Para os protocolos de irrigação 1 (5,25% NaOCl + 17% EDTA) e 2 (água bidistilada), os irrigantes foram continuamente entregues por uma bomba peristáltica VATEA (ReDent-Nova, Ra’anana, Israel) a uma taxa de 2 mL/min conectada a uma ponta Endo-Eze 30-G (Ultradent Products Inc, South Jordan, UT) inserida no canal sem obstrução até 2 mm do forame apical. A aspiração foi realizada com um SurgiTip (Ultradent Products Inc) conectado a uma bomba de sucção de alta velocidade. Entre cada etapa de preparação, os canais radiculares foram irrigados com 2 mL de irrigante por 1 minuto. Como resultado, um volume total de 20 mL de 5,25% NaOCl (protocolo 1) e água bidistilada (protocolo 2) foi utilizado por canal radicular durante a preparação biomecânica. Após a preparação do canal radicular, uma enxaguagem adicional com 20 mL do irrigante foi realizada por 10 minutos. Assim, em cada protocolo, um volume total de 40 mL de irrigante foi utilizado por canal durante um tempo total de 30 minutos. Após esta etapa, a camada de smear foi removida com 3 mL de 17% EDTA (pH = 7,7) administrados a uma taxa de 1 mL/min por 3 minutos.

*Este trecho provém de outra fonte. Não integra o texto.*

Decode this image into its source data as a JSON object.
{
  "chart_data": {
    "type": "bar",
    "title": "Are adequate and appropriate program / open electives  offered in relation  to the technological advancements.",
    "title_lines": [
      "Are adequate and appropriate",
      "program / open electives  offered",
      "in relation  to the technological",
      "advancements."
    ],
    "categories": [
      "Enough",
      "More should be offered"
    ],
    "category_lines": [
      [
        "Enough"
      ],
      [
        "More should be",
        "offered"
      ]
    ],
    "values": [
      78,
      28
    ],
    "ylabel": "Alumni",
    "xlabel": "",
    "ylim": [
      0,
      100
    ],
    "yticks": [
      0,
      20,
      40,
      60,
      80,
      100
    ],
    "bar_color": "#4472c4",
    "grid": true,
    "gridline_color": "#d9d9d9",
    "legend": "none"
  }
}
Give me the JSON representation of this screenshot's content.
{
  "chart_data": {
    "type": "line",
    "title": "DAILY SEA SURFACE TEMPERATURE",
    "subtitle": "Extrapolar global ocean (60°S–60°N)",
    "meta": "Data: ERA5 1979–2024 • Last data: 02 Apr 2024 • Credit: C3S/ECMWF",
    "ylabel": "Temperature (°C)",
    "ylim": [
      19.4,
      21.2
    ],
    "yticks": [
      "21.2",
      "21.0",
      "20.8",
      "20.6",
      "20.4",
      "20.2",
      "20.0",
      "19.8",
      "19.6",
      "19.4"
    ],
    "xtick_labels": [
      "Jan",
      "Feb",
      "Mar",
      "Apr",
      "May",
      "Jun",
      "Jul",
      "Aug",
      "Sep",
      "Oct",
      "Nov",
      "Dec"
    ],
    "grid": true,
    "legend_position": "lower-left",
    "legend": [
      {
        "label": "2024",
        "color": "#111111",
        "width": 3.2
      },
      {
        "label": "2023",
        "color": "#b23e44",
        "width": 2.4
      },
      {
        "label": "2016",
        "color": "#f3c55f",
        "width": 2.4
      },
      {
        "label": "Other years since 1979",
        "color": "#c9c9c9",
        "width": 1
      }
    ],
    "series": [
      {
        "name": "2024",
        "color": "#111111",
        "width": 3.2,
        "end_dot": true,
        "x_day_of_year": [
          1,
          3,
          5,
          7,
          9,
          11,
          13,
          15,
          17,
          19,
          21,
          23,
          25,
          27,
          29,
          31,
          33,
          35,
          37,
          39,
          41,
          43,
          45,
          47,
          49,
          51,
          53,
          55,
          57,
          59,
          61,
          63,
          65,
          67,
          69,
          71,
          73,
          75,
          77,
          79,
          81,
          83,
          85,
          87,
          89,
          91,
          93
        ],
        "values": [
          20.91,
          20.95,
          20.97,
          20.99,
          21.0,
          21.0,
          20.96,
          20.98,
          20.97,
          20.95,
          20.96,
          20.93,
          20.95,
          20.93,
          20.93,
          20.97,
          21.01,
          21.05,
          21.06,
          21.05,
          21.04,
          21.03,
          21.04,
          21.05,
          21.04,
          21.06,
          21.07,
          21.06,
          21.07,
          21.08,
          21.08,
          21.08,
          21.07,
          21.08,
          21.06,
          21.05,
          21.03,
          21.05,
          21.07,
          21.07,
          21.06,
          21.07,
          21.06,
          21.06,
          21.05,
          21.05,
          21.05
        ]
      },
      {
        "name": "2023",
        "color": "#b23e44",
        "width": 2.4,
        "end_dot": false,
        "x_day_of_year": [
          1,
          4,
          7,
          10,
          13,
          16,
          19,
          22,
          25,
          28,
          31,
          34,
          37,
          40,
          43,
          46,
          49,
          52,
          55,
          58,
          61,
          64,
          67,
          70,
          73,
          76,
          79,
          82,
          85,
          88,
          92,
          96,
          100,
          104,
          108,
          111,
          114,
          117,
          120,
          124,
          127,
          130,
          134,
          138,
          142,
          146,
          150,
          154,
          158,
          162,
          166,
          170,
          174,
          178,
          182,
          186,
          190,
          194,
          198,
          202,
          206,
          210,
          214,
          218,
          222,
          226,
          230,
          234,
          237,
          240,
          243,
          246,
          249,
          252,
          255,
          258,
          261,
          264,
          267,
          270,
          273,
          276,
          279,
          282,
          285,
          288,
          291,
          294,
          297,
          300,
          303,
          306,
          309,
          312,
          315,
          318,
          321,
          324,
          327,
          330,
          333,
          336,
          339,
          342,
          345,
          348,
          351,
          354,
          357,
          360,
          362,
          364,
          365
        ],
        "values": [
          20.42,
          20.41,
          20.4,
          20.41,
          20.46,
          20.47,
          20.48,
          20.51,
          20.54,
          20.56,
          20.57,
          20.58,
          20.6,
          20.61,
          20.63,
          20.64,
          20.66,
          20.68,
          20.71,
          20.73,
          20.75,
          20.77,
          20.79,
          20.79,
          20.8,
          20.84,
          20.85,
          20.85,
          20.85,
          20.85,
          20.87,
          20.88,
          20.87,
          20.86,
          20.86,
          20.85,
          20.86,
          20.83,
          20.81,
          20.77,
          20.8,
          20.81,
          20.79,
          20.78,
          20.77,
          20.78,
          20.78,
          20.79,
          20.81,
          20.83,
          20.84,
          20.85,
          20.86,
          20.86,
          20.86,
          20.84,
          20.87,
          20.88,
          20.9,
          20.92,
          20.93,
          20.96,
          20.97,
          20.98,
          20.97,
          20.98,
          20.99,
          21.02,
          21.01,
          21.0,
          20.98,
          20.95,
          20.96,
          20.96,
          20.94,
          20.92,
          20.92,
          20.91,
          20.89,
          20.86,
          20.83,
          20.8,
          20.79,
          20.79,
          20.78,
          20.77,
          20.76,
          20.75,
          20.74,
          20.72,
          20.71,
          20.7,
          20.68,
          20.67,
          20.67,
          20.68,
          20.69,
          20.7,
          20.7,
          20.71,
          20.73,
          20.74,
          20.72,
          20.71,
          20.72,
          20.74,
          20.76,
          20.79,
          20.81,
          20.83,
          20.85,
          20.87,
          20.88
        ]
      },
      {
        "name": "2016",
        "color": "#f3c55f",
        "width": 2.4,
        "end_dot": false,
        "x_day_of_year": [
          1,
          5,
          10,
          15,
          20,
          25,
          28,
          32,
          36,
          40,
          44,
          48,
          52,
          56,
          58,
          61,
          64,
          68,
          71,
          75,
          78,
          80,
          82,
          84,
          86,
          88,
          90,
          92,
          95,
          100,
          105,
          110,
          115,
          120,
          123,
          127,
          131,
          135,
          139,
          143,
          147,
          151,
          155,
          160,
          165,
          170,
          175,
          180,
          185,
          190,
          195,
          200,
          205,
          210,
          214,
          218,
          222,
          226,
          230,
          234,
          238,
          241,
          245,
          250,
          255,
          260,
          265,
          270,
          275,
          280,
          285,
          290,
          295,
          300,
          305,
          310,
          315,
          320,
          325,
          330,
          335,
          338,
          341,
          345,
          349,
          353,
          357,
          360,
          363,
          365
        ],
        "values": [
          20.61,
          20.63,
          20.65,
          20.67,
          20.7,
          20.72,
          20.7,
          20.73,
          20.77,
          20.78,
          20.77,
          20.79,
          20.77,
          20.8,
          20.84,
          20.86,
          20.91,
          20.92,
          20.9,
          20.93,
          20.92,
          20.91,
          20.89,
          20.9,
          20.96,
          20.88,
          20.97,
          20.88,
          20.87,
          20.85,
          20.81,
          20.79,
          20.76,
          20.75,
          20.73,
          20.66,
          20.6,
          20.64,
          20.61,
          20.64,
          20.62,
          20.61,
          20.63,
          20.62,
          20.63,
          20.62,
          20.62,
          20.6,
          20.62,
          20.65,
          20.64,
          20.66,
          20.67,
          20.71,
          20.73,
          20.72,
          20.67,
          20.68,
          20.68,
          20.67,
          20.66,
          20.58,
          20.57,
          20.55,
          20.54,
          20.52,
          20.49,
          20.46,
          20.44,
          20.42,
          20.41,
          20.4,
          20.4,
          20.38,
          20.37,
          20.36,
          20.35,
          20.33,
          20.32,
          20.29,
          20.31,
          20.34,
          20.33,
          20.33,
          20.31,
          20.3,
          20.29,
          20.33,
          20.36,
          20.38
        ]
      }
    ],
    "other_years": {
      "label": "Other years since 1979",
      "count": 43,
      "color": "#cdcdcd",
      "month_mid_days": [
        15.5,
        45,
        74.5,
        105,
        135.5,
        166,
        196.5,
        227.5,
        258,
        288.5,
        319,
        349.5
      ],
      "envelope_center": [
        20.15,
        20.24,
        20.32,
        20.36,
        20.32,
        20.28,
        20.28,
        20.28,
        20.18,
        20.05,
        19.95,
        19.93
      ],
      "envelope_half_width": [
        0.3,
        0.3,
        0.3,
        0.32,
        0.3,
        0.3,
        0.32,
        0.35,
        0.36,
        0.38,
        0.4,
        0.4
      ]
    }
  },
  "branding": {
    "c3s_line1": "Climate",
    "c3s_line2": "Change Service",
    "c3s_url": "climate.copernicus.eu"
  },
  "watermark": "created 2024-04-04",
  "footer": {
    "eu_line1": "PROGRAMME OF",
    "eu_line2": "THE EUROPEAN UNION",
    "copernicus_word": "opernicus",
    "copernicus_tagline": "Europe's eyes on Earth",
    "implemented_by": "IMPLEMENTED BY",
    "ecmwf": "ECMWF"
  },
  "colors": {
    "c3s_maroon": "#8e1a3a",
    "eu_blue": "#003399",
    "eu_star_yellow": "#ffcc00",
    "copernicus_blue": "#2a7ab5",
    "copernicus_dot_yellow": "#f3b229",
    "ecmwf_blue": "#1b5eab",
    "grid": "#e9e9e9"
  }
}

Em seguida, todos os canais foram secos com pontos de papel absorvente (Dentsply Maillefer). Para o protocolo 3, os canais mesiais foram preparados sem solução de irrigante.
Micro-CT Scans
Escaneamentos de alta resolução, antes e depois da preparação do canal radicular, foram realizados por dente usando os mesmos parâmetros selecionados. Os dentes foram escaneados (SkyScan 1172) a 70 kV, 114 mA, e um tamanho de pixel isotrópico de 14,16 mm. O escaneamento foi realizado por rotação de 360◦ ao redor do eixo vertical com um tempo de exposição da câmera de 7.000 milissegundos, passo de rotação de 0,5◦, e média de quadros de 5. Os raios-X foram filtrados com um filtro de alumínio de 1 mm. Uma correção de campo plano foi feita antes dos procedimentos de escaneamento para corrigir variações na sensibilidade do pixel da câmera. As imagens foram reconstruídas usando NRecon v.1.6.3 (Brucker-microCT) com uma correção de endurecimento do feixe de 40% e correção de artefato de anel de 10, resultando na aquisição de 700–800 seções transversais por dente em formato bitmap. O volume de interesse foi selecionado estendendo-se do nível de furcação até o ápice da raiz mesial.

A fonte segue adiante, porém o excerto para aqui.